Archive for the ‘Thankgiving’ Category

January 2 – Daily Devotion – Psalm 103:2

Psalm 103:2

Bless the Lord, O my soul, and forget not all his benefits.

The proper response to divine favours received is a personal commitment to bless the LORD. Thankfulness leads the beneficiary to worship the Giver, who is the LORD. In the previous verse, the psalmist has already exhorted his soul twice to bless the LORD; and now a third time he says, “Bless the Lord.”  The repetition denotes the earnestness of his desire to express His gratitude. Besides, he stirs up his soul to employ itself in grateful worship of the LORD. The worship of the Lord must rise from the inner man. It is a soul-work. Jesus reprimanded those who engaged in lip-worship. Citing Isaiah, He said, “This people draweth nigh unto me with their mouth, and honoureth me with their lips; but their heart is far from me” (Matt. 15:8; Cf. Is. 29:13; Ezek. 33:31). No worship exists when the heart is not sincerely and earnestly employed in praising the LORD.

In Deuteronomy 8:10-14 the LORD warned Israel against forgetting His benefits – “When thou hast eaten and art full, then thou shalt bless the LORD thy God for the good land which he hath given thee. Beware that thou forget not the LORD thy God, in not keeping his commandments, and his judgments, and his statutes, which I command thee this day: Lest when thou hast eaten and art full, and hast built goodly houses, and dwelt therein; And when thy herds and thy flocks multiply, and thy silver and thy gold is multiplied, and all that thou hast is multiplied; Then thine heart be lifted up, and thou forget the LORD thy God …”

Recollecting and recognising the LORD’s help, guidance, rebuke, promises, spiritual blessings, physical provisions, strength, hope, etc. will provide genuine impetuses for the worship of His name. Grateful emotions make the soul to yearn to bless the LORD. Recognition of the Lord’s blessings in his life caused a psalmist to cry out, “What shall I render unto the LORD for all his benefits toward me? I will take the cup of salvation, and call upon the name of the LORD. I will pay my vows unto the LORD now in the presence of all his people” (Ps. 116:12-14).

In order to mould oneself to be a better worshipper of the LORD, one should awaken his memory of the benefits he received from the LORD. Our memory is like a large storehouse. Recollection will bring to present awareness those things stored up in the memory, producing powerful passions of gratitude and worship in our hearts.

January 1 Daily Devotion – Psalm 103:1

Psalm 103:1

Bless the Lord, O my soul: and all that is within me, bless his holy name.

This is the first line of a psalm of praise, which glorifies the Lord for all His gracious blessings upon His servant, David. The object of praise in this psalm is the LORD; and that is clearly set forth right at the beginning of the verse, when it says, “Bless the LORD.” The LORD is worthy of our praise at all times. As Psalms 145:3 tells us, “Great is the LORD, and greatly to be praised” (Cf. Ps. 48:1; 96:4; 147:5).

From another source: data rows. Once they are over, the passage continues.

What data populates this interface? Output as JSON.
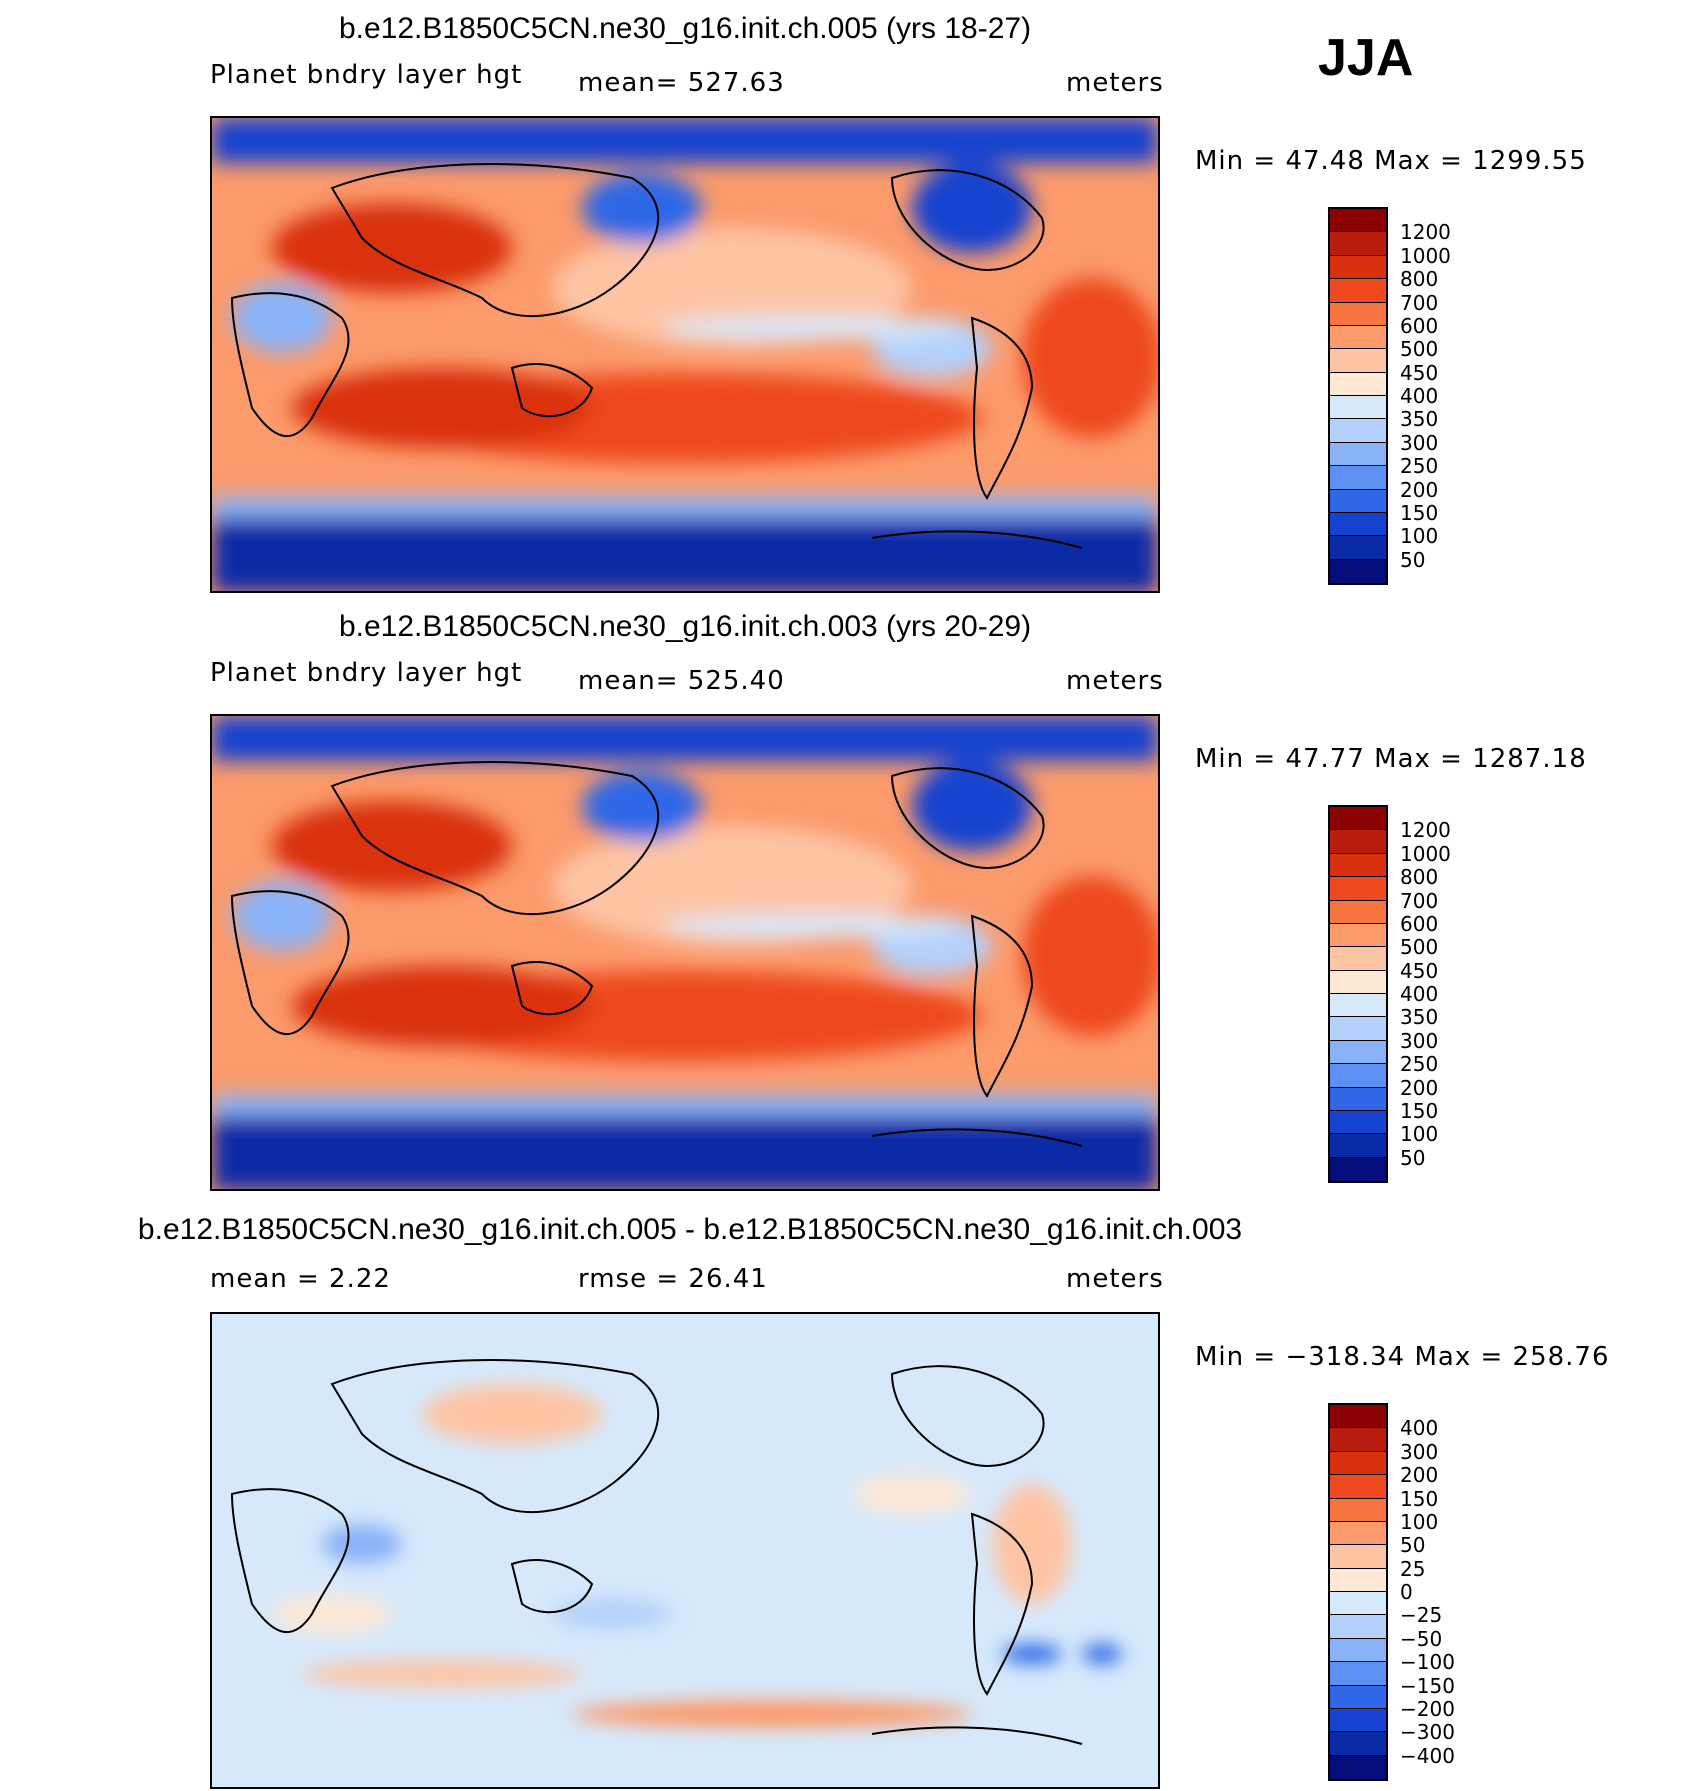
{
  "season": "JJA",
  "panels": [
    {
      "title": "b.e12.B1850C5CN.ne30_g16.init.ch.005 (yrs 18-27)",
      "left_label": "Planet bndry layer hgt",
      "mid_label": "mean= 527.63",
      "units": "meters",
      "minmax": "Min =   47.48 Max = 1299.55",
      "colorbar": {
        "labels": [
          "1200",
          "1000",
          "800",
          "700",
          "600",
          "500",
          "450",
          "400",
          "350",
          "300",
          "250",
          "200",
          "150",
          "100",
          "50"
        ],
        "colors": [
          "#8b0000",
          "#b71c0c",
          "#d9300e",
          "#ee4a1e",
          "#f6743f",
          "#fb9a6b",
          "#fdc4a4",
          "#fde8d6",
          "#d6e9fb",
          "#b4d0fa",
          "#8ab2f7",
          "#5e8ff2",
          "#2f68e6",
          "#1542cf",
          "#0b2aa6",
          "#050d7a"
        ],
        "ramp": "sequential"
      }
    },
    {
      "title": "b.e12.B1850C5CN.ne30_g16.init.ch.003 (yrs 20-29)",
      "left_label": "Planet bndry layer hgt",
      "mid_label": "mean= 525.40",
      "units": "meters",
      "minmax": "Min =   47.77 Max = 1287.18",
      "colorbar": {
        "labels": [
          "1200",
          "1000",
          "800",
          "700",
          "600",
          "500",
          "450",
          "400",
          "350",
          "300",
          "250",
          "200",
          "150",
          "100",
          "50"
        ],
        "colors": [
          "#8b0000",
          "#b71c0c",
          "#d9300e",
          "#ee4a1e",
          "#f6743f",
          "#fb9a6b",
          "#fdc4a4",
          "#fde8d6",
          "#d6e9fb",
          "#b4d0fa",
          "#8ab2f7",
          "#5e8ff2",
          "#2f68e6",
          "#1542cf",
          "#0b2aa6",
          "#050d7a"
        ],
        "ramp": "sequential"
      }
    },
    {
      "title": "b.e12.B1850C5CN.ne30_g16.init.ch.005 - b.e12.B1850C5CN.ne30_g16.init.ch.003",
      "left_label": "mean =    2.22",
      "mid_label": "rmse =   26.41",
      "units": "meters",
      "minmax": "Min = −318.34 Max =  258.76",
      "colorbar": {
        "labels": [
          "400",
          "300",
          "200",
          "150",
          "100",
          "50",
          "25",
          "0",
          "−25",
          "−50",
          "−100",
          "−150",
          "−200",
          "−300",
          "−400"
        ],
        "colors": [
          "#8b0000",
          "#b71c0c",
          "#d9300e",
          "#ee4a1e",
          "#f6743f",
          "#fb9a6b",
          "#fdc4a4",
          "#fde8d6",
          "#d6e9fb",
          "#b4d0fa",
          "#8ab2f7",
          "#5e8ff2",
          "#2f68e6",
          "#1542cf",
          "#0b2aa6",
          "#050d7a"
        ],
        "ramp": "difference"
      }
    }
  ]
}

What does it mean to say “Bless the LORD”? When the LORD “blesses” us, He mercifully bestows upon us His goodness. But when we “bless” God, we add nothing to Him, for He lacks nothing, and needs nothing from us. Our blessing the LORD is a grateful acknowledgement that He is the source of all our blessings. When we joyfully recognise and exclaim that the LORD had done great things for us and praise Him for His blessings, we bless the LORD. Each of His children must say, “I will bless the LORD at all times: his praise shall continually be in my mouth” (Ps. 34:1; Cf. Deut. 8:10; 1Chr.29:20; Neh. 9:5; Ps. 16:7; 26:12; 34:1; 103:1-2,20,22; 104:1; 115:18; 134:2; 135:19-20).

The psalmist’s commitment to worship and praise the LORD is revealed in his self-exhortation, “Bless the Lord, O my soul.” Furthermore, he summoned all his powers and passions to praise the LORD, saying, “And all that is within me, bless his holy name.” A genuine worshipper would employ his heart, his mind, his emotions and all his strength to render praises to the LORD.

Twice, in this verse, the psalmist urged himself to bless the LORD. Such reiteration would help the believer to avoid slothfulness or negligence that would prevent him from worshipping the LORD wholeheartedly. He fortified his self-exhortation to bless the LORD by citing another solemn reason for the worship of the LORD, namely, the fact that the LORD is holy. So He said, “Bless His holy name.”

It is most reasonable that we bless the LORD, for He is Holy. Before the LORD, who is holy we must bow in humble and solemn prostration. Like the Seraphims, the angelic hosts that surround the heavenly throne, we must worship the Lord saying, “Holy, holy, holy, is the LORD of hosts: the whole earth is full of his glory” (Is. 6:3). Psalms 99:5 also teaches us, “Exalt ye the LORD our God, and worship at his footstool; for he is holy.”